そうとすると、議員定数配分規定を違憲であるとする場合に、訴求している選挙区毎に平均値からの較差の程度を問題にし、過小代表区のみについて、その限度で違憲であるとするのは相当ではなく、各選挙区間における議員一人あたりの有権者数の分布比率の最大と最小との較差の程度いかんによつて、その全体が一体不可分のものとして違憲となるものと解するのが相当であるから、本件議員定数配分規定も全体として違憲であるというべきである。

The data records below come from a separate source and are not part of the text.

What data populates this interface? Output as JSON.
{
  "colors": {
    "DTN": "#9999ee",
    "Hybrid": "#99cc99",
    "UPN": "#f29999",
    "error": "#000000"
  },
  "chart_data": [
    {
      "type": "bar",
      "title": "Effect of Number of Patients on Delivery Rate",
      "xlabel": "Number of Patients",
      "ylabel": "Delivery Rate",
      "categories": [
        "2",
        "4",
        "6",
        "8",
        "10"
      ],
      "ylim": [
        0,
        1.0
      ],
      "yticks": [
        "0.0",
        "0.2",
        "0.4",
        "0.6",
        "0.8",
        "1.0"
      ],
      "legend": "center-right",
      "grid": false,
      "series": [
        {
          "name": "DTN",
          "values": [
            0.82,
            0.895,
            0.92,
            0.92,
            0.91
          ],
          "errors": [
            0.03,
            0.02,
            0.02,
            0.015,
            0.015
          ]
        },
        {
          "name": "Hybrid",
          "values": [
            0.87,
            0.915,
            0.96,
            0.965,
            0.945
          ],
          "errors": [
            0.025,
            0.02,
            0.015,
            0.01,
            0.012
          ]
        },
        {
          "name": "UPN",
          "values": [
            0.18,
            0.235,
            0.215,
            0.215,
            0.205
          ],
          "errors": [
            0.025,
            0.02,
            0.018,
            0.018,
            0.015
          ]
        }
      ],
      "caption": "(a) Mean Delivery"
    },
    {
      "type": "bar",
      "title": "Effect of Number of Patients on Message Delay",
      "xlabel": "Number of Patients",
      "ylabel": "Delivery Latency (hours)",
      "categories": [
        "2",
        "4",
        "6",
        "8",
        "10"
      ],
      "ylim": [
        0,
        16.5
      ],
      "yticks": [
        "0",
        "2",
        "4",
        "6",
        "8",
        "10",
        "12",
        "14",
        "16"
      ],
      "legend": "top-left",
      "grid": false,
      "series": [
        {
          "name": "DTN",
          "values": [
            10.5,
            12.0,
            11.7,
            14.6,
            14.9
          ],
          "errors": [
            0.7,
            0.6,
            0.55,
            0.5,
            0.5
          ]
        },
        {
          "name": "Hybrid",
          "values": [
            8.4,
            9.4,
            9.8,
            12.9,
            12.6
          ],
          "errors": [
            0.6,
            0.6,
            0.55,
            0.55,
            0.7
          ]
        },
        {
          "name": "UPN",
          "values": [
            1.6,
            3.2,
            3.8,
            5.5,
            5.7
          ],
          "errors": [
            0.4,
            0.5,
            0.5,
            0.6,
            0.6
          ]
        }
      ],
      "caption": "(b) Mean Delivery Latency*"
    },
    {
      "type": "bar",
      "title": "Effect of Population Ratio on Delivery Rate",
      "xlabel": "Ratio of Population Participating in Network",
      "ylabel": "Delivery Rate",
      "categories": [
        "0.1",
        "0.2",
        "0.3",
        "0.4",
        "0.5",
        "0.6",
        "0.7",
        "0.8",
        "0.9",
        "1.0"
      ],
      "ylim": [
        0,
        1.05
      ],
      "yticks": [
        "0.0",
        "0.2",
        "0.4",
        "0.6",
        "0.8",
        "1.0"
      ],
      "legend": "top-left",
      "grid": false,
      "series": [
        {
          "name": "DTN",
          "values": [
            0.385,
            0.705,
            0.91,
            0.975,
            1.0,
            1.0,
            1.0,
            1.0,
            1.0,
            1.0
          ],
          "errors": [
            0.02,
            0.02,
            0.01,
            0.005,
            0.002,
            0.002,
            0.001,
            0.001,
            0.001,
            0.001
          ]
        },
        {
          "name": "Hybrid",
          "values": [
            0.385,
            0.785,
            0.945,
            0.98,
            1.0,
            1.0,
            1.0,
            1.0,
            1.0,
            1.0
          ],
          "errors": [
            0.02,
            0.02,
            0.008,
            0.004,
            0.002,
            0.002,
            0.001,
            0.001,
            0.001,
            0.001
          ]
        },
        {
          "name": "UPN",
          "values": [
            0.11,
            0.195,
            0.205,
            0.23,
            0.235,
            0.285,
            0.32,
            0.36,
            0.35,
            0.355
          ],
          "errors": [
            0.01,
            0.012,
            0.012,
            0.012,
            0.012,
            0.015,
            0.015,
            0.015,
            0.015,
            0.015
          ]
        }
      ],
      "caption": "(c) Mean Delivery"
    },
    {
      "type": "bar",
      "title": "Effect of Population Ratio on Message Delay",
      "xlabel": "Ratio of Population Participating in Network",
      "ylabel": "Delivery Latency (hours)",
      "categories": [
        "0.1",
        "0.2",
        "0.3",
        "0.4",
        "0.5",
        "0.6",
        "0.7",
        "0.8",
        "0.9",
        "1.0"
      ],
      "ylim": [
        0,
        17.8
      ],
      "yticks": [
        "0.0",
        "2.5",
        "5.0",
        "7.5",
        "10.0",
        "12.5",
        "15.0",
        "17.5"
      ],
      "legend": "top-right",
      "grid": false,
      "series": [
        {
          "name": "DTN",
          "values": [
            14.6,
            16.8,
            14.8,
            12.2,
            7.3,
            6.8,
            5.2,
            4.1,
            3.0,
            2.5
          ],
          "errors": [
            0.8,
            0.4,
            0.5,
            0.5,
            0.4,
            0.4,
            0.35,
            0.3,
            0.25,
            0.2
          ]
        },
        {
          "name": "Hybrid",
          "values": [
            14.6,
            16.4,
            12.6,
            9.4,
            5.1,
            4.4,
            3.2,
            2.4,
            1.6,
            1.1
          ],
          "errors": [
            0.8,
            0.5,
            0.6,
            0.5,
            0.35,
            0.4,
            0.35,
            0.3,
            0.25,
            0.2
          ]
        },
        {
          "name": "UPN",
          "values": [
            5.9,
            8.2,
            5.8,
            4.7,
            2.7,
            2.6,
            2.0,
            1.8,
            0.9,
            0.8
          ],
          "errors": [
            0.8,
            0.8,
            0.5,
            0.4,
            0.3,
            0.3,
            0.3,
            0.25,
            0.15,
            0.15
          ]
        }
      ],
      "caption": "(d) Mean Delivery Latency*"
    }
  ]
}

6 ところで、本件議員定数配分規定が全体として違憲となるものとすれば、右規定の下において実施された本件選挙も当然無効となる理と考えられるけれども、これを肯定すると、本件選挙によつて選出された議員によつて議決された法律がすべて当初から無効となり、あるいは今後の議員定数配分規定の改正すら不可能となるという事態が生じ、さらに公選法二〇四条によつて本件選挙が将来に向つてのみ失効するものとしても、議員定数の多数を欠く(ちなみに、当裁判所に係属している本件選挙に関する一〇件の選挙無効請求訴訟の議員定数の合計は三七名に達する。)状態において国政を運営してゆくという憲法の所期しない結果を生ずることとなる。
しかも、この結果は、定数の是正を目的として出訴した当該選挙区の有権者について特に顕著に生ずることとなる。すなわち、右の有権者は、当該選挙区に関する選挙が無効とされる結果、その選出議員を欠く状態の下において国政が運営され、もとより、議員定数の是正の問題についても参与し得る選出議員が存在しないというおよそ出訴の目的と矛盾する結果を生ずることとなる。しかも、議員定数配分規定の定めを改正するにあたり、前記改正に際して行われたように過小代表区における定数増という方法のみによつて常に処理することは理論上の欠陥と実際上の限界を伴うものであり、同時に過大代表区における定数減をし、あるいは総定数を不動のものとして全選挙区についての定数配分の全面改正を図るということがより投票価値の平等の要請に合致する所以であるというべきところ、過小代表区について選挙無効の判決がなされた場合には、当該選挙区のみについて、右のような改正後の新規定の定めに従つて再選挙が行われることとなるわけであるが、かくては、全選挙区を通じてみると、新、旧両規定に基づく議員定数が混在することとなり、その間に真に投票価値の平等が全体として図り得ることになるのか必ずしも保し難いものがあるといわざるを得ない。
以上のように、選挙無効の判決をすることには、かえつて憲法の要請する投票価値の平等の要請にそわない弊害があるとともに、必ずしも実効性を伴わない欠陥があるというべきなので、本件訴訟については、選挙が違憲であるとの理由をもつて直ちにその無効を宣言することなく、行政事件訴訟法第三一条第一項前段の法理により、原告の請求を棄却するとともに同項後段により本件選挙が違法であるとの宣言をするのが相当というべきである。公選法第二一九条の規定もかかる事件について行政事件訴訟法の右条項の法理によることまでをも排斥する趣旨のものではないと解する。
三 よつて、原告の本訴請求を棄却し、本件選挙が違法であることを宣言することとし、訴訟費用の負担につき行政事件訴訟法第七条、民事訴訟法第九二条但書を適用して主文のとおり判決する。